NEWPORT NEWS, Va. (NNS) -- The calibration lab aboard USS Carl Vinson (CVN 70), the "Gold Eagle," is working diligently this February to implement a new calibration requirement list (CRL) released by Naval Sea Command Systems in late 2007.

"The CRL instruction is used to standardize the tracking of shipboard calibrated equipment," said Chief Aviation Electronics Technician (AW) Todd Brown, leading chief petty officer for the ship's calibration lab. "Our goal is to have our CRL fully implemented and functional by the end of our shipyard period."

The lab, a division of the ship's Aircraft Intermediate Maintenance Department, tests equipment to ensure it is calibrated to specific tolerance levels.

"Currently, we have about 8,000 items that we are already actively tracking, and we are expecting that number to increase with the implementation of the CRL," said Brown. "We accept nothing less than proper [working] equipment on this ship."

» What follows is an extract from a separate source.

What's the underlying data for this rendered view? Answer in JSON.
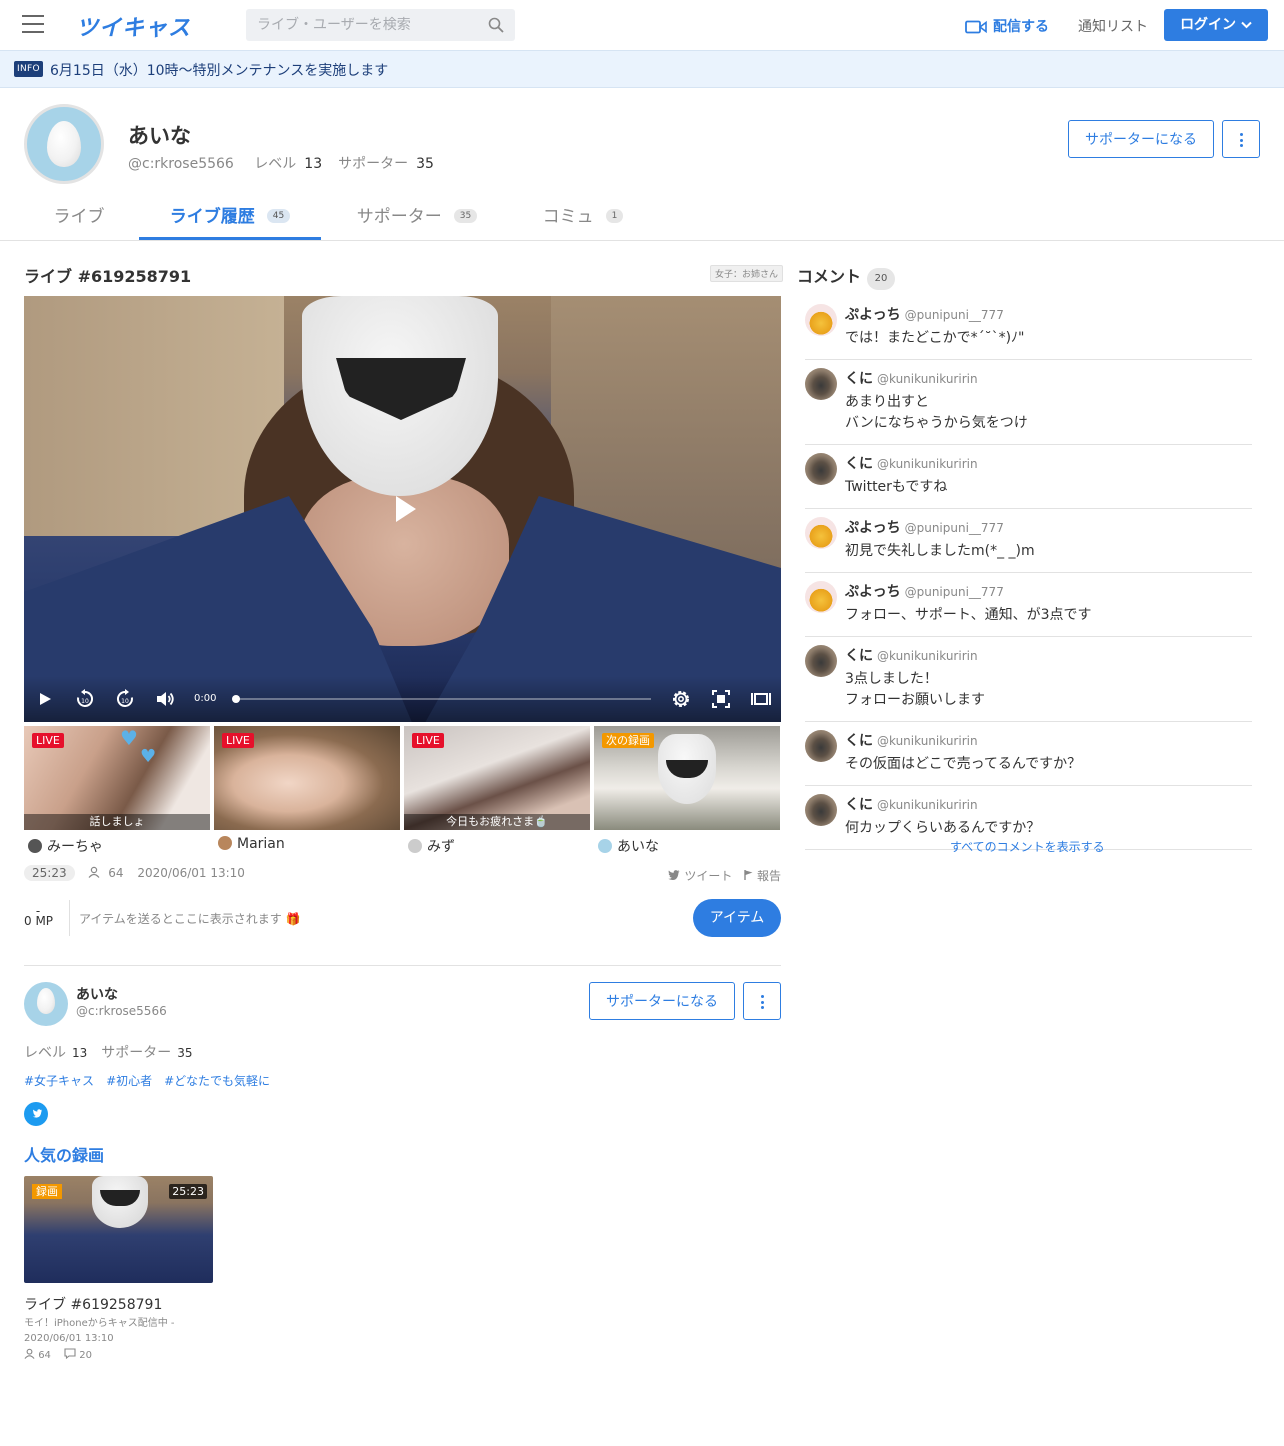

Because they are responsible for so many items, the work of Carl Vinson's calibration lab has an impact on nearly every division on board.

"We test equipment from all over the ship," said Aviation Electronics Technician 1st Class (AW/SW) Alain Wescott, the calibration lab's leading petty officer. "Nearly every division has equipment ranging from voltage meters to temperature gauges, and we test every one of them to ensure they read correctly."

To perform these tests, the calibration lab uses standards to cross-reference equipment that is already properly calibrated with equipment that is going to be tested.

"We take a piece of equipment that needs to be tested, and compare it to the equipment we have in our shop that we know is calibrated properly," said Wescott. "From there we make the adjustments necessary to ensure the equipment reads properly."

The impact and relevance of these calibration tests are essential to the mission of Carl Vinson, even while operating in a shipyard environment.

"Calibrated equipment plays a vital part in the safety of so many shipboard systems," said Wescott. "Most recently, our calibrations enabled our core departments to reach key production completion dates with our [refueling complex overhaul]."

The work of the Sailors assigned to Carl Vinson's calibration lab also has another key function; ensuring safety with properly functioning gauges.

"The departments have gauges that safely measure levels of several different things," said Machinists Mate 2nd Class (SW/SS) Keith Mosher. "No system can operate safely or properly without the proper calibration."

Despite the challenges with implementing a new CRL on board, Carl Vinson's calibration team looks forward to the challenge each day brings.

"I love the analytical, problem-solving nature of the work we do," said Aviation Electronics Technician 2nd Class Erik Ibbett. "We work on so many different pieces of technical equipment that there is always a new challenge to face. We never know what to expect, but we know we can get the equipment calibrated and back on line."